Islam bukanlah agama ritual ataupun seremonial. Setiap kegiatan ibadah yang diperintahkan dalam islam selalu mempunyai tujuan dua dimensi yaitu vertikal dan horisontal. Vertikal dalam arti hubungan dengan Allah sebagai Sang Pencipta dan horisontal sebagai implementasi ibadah yang menyangkut hubungan kita dengan sesama mahkluk dan alam sekitar. Ucapan maupun gerakan ibadah yang tidak memiliki nilai kedua dimensi tersebut tak lebih hanya menegakan simbol-simbol belaka.

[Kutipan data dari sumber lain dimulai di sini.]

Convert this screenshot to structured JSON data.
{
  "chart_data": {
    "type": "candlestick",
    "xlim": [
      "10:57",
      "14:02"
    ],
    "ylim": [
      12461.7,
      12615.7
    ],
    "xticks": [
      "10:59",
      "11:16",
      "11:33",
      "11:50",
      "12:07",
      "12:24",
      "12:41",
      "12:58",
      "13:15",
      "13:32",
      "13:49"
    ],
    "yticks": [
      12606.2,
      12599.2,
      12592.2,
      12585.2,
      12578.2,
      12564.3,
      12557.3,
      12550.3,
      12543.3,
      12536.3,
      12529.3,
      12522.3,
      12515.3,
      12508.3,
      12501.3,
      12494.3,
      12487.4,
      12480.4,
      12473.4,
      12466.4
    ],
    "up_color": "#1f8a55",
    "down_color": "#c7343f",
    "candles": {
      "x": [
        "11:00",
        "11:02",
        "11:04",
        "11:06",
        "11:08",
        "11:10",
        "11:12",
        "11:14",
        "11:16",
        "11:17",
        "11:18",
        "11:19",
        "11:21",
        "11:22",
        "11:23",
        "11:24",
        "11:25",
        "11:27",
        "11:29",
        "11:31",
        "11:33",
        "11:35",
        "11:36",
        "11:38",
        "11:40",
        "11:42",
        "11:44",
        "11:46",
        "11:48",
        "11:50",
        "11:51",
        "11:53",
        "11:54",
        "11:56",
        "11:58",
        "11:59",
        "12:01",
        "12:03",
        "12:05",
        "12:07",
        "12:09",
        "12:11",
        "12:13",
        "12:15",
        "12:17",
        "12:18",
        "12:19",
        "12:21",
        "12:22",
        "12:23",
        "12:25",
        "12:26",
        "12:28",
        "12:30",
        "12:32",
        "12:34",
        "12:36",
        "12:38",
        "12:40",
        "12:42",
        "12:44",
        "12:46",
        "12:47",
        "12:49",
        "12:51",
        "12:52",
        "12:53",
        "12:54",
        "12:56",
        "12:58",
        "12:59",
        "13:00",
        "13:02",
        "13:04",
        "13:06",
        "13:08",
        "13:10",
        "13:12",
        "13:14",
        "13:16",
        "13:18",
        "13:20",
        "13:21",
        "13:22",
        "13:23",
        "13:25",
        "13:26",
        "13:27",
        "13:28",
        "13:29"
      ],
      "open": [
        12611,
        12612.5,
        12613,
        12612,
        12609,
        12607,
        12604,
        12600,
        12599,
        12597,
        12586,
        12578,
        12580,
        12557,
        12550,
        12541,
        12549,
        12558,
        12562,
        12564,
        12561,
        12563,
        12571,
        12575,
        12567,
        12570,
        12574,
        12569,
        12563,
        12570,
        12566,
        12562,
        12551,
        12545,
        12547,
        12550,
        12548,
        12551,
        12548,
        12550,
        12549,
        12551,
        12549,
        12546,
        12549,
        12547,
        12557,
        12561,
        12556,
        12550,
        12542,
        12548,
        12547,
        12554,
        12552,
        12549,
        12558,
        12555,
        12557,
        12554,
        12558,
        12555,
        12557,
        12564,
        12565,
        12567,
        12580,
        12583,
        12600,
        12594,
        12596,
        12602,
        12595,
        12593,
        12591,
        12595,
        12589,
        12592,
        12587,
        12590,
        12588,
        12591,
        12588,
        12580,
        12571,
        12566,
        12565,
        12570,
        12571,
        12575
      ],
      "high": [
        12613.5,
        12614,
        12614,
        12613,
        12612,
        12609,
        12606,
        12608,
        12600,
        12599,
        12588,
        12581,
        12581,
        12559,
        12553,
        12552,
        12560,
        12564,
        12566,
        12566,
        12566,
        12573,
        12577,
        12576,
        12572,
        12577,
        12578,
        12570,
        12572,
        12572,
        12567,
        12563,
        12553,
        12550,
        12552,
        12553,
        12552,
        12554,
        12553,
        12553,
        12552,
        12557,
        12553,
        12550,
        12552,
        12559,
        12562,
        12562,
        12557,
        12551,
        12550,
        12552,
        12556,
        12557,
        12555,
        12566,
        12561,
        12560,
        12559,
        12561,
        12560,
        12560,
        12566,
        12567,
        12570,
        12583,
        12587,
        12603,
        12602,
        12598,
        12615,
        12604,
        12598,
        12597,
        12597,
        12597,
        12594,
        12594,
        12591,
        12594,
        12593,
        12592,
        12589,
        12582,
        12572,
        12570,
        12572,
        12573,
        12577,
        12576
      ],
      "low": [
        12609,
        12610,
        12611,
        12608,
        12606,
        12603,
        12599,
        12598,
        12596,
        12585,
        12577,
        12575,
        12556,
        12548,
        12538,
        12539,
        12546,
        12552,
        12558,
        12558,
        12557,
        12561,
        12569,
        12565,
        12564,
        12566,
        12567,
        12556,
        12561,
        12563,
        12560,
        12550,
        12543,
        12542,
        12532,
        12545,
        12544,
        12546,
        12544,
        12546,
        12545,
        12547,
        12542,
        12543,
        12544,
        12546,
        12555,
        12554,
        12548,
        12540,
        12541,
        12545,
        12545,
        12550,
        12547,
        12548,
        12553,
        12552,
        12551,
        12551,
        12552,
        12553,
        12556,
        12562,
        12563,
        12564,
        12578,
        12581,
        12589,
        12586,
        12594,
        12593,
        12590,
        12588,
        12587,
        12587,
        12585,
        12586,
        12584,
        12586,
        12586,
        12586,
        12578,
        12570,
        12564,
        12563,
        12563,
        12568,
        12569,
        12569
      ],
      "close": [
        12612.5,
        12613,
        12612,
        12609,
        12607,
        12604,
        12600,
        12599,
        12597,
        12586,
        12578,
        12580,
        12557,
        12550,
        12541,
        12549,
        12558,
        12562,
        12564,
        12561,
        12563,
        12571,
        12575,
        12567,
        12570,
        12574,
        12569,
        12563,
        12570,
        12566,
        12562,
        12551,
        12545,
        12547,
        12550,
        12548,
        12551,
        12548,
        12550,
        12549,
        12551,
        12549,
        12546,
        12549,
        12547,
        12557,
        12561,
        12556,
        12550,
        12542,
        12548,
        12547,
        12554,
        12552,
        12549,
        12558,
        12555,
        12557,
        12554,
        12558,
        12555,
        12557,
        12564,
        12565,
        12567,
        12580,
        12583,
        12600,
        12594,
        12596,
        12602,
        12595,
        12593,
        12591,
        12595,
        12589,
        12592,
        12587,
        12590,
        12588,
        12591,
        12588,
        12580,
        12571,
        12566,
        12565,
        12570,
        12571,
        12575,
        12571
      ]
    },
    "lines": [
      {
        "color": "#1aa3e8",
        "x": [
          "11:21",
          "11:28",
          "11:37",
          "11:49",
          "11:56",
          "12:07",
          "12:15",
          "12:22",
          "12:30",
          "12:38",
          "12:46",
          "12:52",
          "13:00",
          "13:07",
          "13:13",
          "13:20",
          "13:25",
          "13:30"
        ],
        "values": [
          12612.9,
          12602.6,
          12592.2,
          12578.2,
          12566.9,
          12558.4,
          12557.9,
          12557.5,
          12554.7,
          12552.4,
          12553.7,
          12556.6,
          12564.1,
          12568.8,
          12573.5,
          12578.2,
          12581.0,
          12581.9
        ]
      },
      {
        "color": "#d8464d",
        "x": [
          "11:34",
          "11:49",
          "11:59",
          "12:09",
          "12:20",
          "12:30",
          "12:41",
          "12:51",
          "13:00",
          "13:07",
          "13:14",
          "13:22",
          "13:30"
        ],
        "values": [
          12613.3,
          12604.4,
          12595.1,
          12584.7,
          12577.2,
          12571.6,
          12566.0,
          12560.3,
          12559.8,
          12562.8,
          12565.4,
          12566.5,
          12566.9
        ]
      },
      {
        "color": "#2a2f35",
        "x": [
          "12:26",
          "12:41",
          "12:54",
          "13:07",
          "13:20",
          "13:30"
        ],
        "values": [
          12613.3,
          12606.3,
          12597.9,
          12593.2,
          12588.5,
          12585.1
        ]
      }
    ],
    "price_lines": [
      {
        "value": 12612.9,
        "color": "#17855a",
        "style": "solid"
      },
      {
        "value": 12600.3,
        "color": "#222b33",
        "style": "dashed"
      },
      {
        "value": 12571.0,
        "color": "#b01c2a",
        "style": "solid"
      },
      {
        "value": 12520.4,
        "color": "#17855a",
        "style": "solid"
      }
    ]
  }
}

Inkonsistensi ritual ibadah dengan perilaku hidup dapat dilihat dengan masih banyaknya korupsi, kerusakan lingkungan akibat peti maupun illegal logging, pergaulan bebas, narkoba, kerusuhan, kemiskinan, kebohongan dan bentuk kerusakan lainnya yang terasa semakin semarak di negara yang perpenduduk islam terbesar di dunia. Akibat inkonsistensi dalam beragama janganlah membuat kita termasuk orang-orang fasik atau munafik. Allah telah menyatakan hukuman bagi orang munafik itu sama dengan orang kafir seperti ter firman dalam Al_ Quran surat An-Nisaa’ ayat 140 yang berbunyi :” …. Sesungguhnya Allah akan mengumpulkan semua orang-orang munafik dan orang-orang kafir di dalam Jahanam”.


Perilaku islam

Secara ilmiah wilayah Indonesia memang termasuk dalam lingkaran api (ring of fire) yang terdapat banyak daerah patahan bumi sehingga sering mengakibatkan gempa. Secara logika juga dinyatakan bahwa umur armada sangat menentukan tingkat keselamatan transportasi. Yang terjadi di Indonesia ternyata menghapus anggapan itu. Kecelakaan garuda membuktikan bahwa pesawat baru tak lebih aman dari armada lama. Bencana alam tidak selalu berwujud gempa. Mungkin semua bencana di negeri ini merupakan peringatan Allah sebagai wujud kasih sayang-Nya agar kita kembali ke jalan yang benar seperti tersurat dalam Ar-Ruum ayat 41 “Telah tampak kerusakan di darat dan di laut disebabkan karena perbuatan tangan manusia, supaya Allah merasakan kepada mereka sebagian dari (akibat) perbuatan mereka, agar mereka kembali (ke jalan yang benar).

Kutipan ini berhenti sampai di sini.